Als Hommage an diesen Forscher kennzeichnet in der S-Bahnhaltestelle
Universität die Formel für das Chlorophyll die Stuttgarter Chemie, das wie
der Blutfarbstoff ein Porphyrinderivat ist. Der gebürtige Stuttgarter Paul Schlack erfand
1938 das Perlon und wurde 1961 Leiter des neu gegründeten Forschungsinstituts für
Chemiefasern an der TH Stuttgart.
Alle drei Forscher hätten dazu beigetragen, betonte Effenberger, den Kenntnisstand ihrer
Disziplin zu erweitern und etwas Bleibendes für die Menschheit zu schaffen. Gemeinsam sei
ihnen auch gewesen, den persönlichen Ehrgeiz der Sache unterzuordnen und nicht die
Werbetrommel zu rühren. So lasse sich auch ihr geringer Bekanntheitsgrad erklären.

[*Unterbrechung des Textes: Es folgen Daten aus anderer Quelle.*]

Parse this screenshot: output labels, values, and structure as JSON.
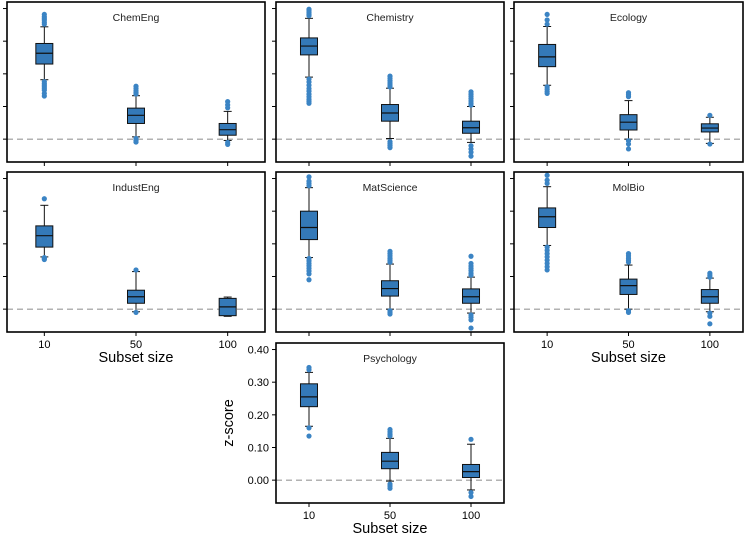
{
  "chart_data": {
    "type": "box",
    "x_categories": [
      "10",
      "50",
      "100"
    ],
    "x_axis_label": "Subset size",
    "y_axis_label": "z-score",
    "y_ticks": [
      "0.00",
      "0.10",
      "0.20",
      "0.30",
      "0.40"
    ],
    "ylim": [
      -0.07,
      0.42
    ],
    "reference_line": {
      "y": 0.0,
      "style": "dashed",
      "color": "#999999"
    },
    "box_color": "#3479b8",
    "outlier_color": "#3b84c4",
    "panels": [
      {
        "title": "ChemEng",
        "boxes": [
          {
            "x": "10",
            "q1": 0.23,
            "median": 0.263,
            "q3": 0.293,
            "whisker_low": 0.182,
            "whisker_high": 0.344,
            "outliers": [
              0.382,
              0.375,
              0.37,
              0.365,
              0.358,
              0.352,
              0.176,
              0.17,
              0.165,
              0.16,
              0.155,
              0.15,
              0.14,
              0.132
            ]
          },
          {
            "x": "50",
            "q1": 0.048,
            "median": 0.073,
            "q3": 0.095,
            "whisker_low": 0.007,
            "whisker_high": 0.133,
            "outliers": [
              0.162,
              0.155,
              0.148,
              0.142,
              0.138,
              0.002,
              -0.004,
              -0.009
            ]
          },
          {
            "x": "100",
            "q1": 0.012,
            "median": 0.029,
            "q3": 0.048,
            "whisker_low": -0.004,
            "whisker_high": 0.085,
            "outliers": [
              0.115,
              0.105,
              0.096,
              -0.01,
              -0.016
            ]
          }
        ]
      },
      {
        "title": "Chemistry",
        "boxes": [
          {
            "x": "10",
            "q1": 0.258,
            "median": 0.285,
            "q3": 0.31,
            "whisker_low": 0.19,
            "whisker_high": 0.37,
            "outliers": [
              0.398,
              0.393,
              0.388,
              0.383,
              0.378,
              0.184,
              0.175,
              0.165,
              0.155,
              0.147,
              0.138,
              0.13,
              0.122,
              0.116,
              0.11
            ]
          },
          {
            "x": "50",
            "q1": 0.055,
            "median": 0.08,
            "q3": 0.106,
            "whisker_low": 0.002,
            "whisker_high": 0.156,
            "outliers": [
              0.193,
              0.186,
              0.179,
              0.172,
              0.166,
              0.16,
              -0.008,
              -0.014,
              -0.02,
              -0.026
            ]
          },
          {
            "x": "100",
            "q1": 0.018,
            "median": 0.035,
            "q3": 0.055,
            "whisker_low": -0.01,
            "whisker_high": 0.1,
            "outliers": [
              0.145,
              0.138,
              0.131,
              0.124,
              0.117,
              0.11,
              0.104,
              -0.02,
              -0.03,
              -0.04,
              -0.052
            ]
          }
        ]
      },
      {
        "title": "Ecology",
        "boxes": [
          {
            "x": "10",
            "q1": 0.222,
            "median": 0.252,
            "q3": 0.29,
            "whisker_low": 0.165,
            "whisker_high": 0.345,
            "outliers": [
              0.382,
              0.365,
              0.352,
              0.16,
              0.153,
              0.146,
              0.14
            ]
          },
          {
            "x": "50",
            "q1": 0.028,
            "median": 0.052,
            "q3": 0.075,
            "whisker_low": 0.0,
            "whisker_high": 0.118,
            "outliers": [
              0.142,
              0.136,
              0.13,
              -0.005,
              -0.015,
              -0.03
            ]
          },
          {
            "x": "100",
            "q1": 0.022,
            "median": 0.034,
            "q3": 0.047,
            "whisker_low": -0.013,
            "whisker_high": 0.067,
            "outliers": [
              0.073,
              -0.015
            ]
          }
        ]
      },
      {
        "title": "IndustEng",
        "boxes": [
          {
            "x": "10",
            "q1": 0.19,
            "median": 0.225,
            "q3": 0.255,
            "whisker_low": 0.16,
            "whisker_high": 0.318,
            "outliers": [
              0.338,
              0.158,
              0.155,
              0.152
            ]
          },
          {
            "x": "50",
            "q1": 0.018,
            "median": 0.038,
            "q3": 0.058,
            "whisker_low": -0.008,
            "whisker_high": 0.115,
            "outliers": [
              0.12,
              -0.01
            ]
          },
          {
            "x": "100",
            "q1": -0.02,
            "median": 0.007,
            "q3": 0.033,
            "whisker_low": -0.022,
            "whisker_high": 0.037,
            "outliers": []
          }
        ]
      },
      {
        "title": "MatScience",
        "boxes": [
          {
            "x": "10",
            "q1": 0.213,
            "median": 0.25,
            "q3": 0.3,
            "whisker_low": 0.158,
            "whisker_high": 0.372,
            "outliers": [
              0.405,
              0.392,
              0.385,
              0.378,
              0.155,
              0.148,
              0.14,
              0.133,
              0.125,
              0.117,
              0.108,
              0.09
            ]
          },
          {
            "x": "50",
            "q1": 0.04,
            "median": 0.063,
            "q3": 0.087,
            "whisker_low": 0.0,
            "whisker_high": 0.138,
            "outliers": [
              0.177,
              0.17,
              0.163,
              0.156,
              0.15,
              0.144,
              -0.005,
              -0.01,
              -0.015
            ]
          },
          {
            "x": "100",
            "q1": 0.018,
            "median": 0.038,
            "q3": 0.062,
            "whisker_low": -0.012,
            "whisker_high": 0.098,
            "outliers": [
              0.162,
              0.14,
              0.132,
              0.125,
              0.118,
              0.11,
              0.104,
              -0.018,
              -0.025,
              -0.033,
              -0.058
            ]
          }
        ]
      },
      {
        "title": "MolBio",
        "boxes": [
          {
            "x": "10",
            "q1": 0.25,
            "median": 0.283,
            "q3": 0.31,
            "whisker_low": 0.195,
            "whisker_high": 0.375,
            "outliers": [
              0.41,
              0.395,
              0.385,
              0.19,
              0.18,
              0.17,
              0.16,
              0.15,
              0.14,
              0.13,
              0.12
            ]
          },
          {
            "x": "50",
            "q1": 0.045,
            "median": 0.072,
            "q3": 0.092,
            "whisker_low": 0.0,
            "whisker_high": 0.135,
            "outliers": [
              0.17,
              0.163,
              0.156,
              0.15,
              0.144,
              -0.005,
              -0.01
            ]
          },
          {
            "x": "100",
            "q1": 0.018,
            "median": 0.038,
            "q3": 0.06,
            "whisker_low": -0.008,
            "whisker_high": 0.095,
            "outliers": [
              0.11,
              0.104,
              0.098,
              -0.012,
              -0.022,
              -0.045
            ]
          }
        ]
      },
      {
        "title": "Psychology",
        "boxes": [
          {
            "x": "10",
            "q1": 0.225,
            "median": 0.255,
            "q3": 0.295,
            "whisker_low": 0.165,
            "whisker_high": 0.33,
            "outliers": [
              0.345,
              0.338,
              0.16,
              0.135
            ]
          },
          {
            "x": "50",
            "q1": 0.035,
            "median": 0.058,
            "q3": 0.085,
            "whisker_low": -0.003,
            "whisker_high": 0.128,
            "outliers": [
              0.155,
              0.148,
              0.141,
              0.135,
              -0.012,
              -0.018,
              -0.025
            ]
          },
          {
            "x": "100",
            "q1": 0.008,
            "median": 0.026,
            "q3": 0.048,
            "whisker_low": -0.03,
            "whisker_high": 0.11,
            "outliers": [
              0.125,
              -0.038,
              -0.05
            ]
          }
        ]
      }
    ]
  }
}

Ich möchte Ihnen vermitteln, daß es in Stuttgart hervorragende Chemiker gegeben
hat, schloß der Emeritus seinen Vortrag.
Die Zuhörer haben in Zukunft nun die Wahl, ob sie Günter Pritschows Aussage
überprüfen. Der Rektor meinte: Sehen Sie im Stadtpark in Zukunft einen älteren
Herrn mit grauem Schopf Tauben füttern, dann grüßen Sie ihn ruhig, aber es wird nicht
Franz Effenberger sein. Diesen vermutet er eher über einer Denkschrift zur
Befreiung der Universität von zuviel Bürokratie.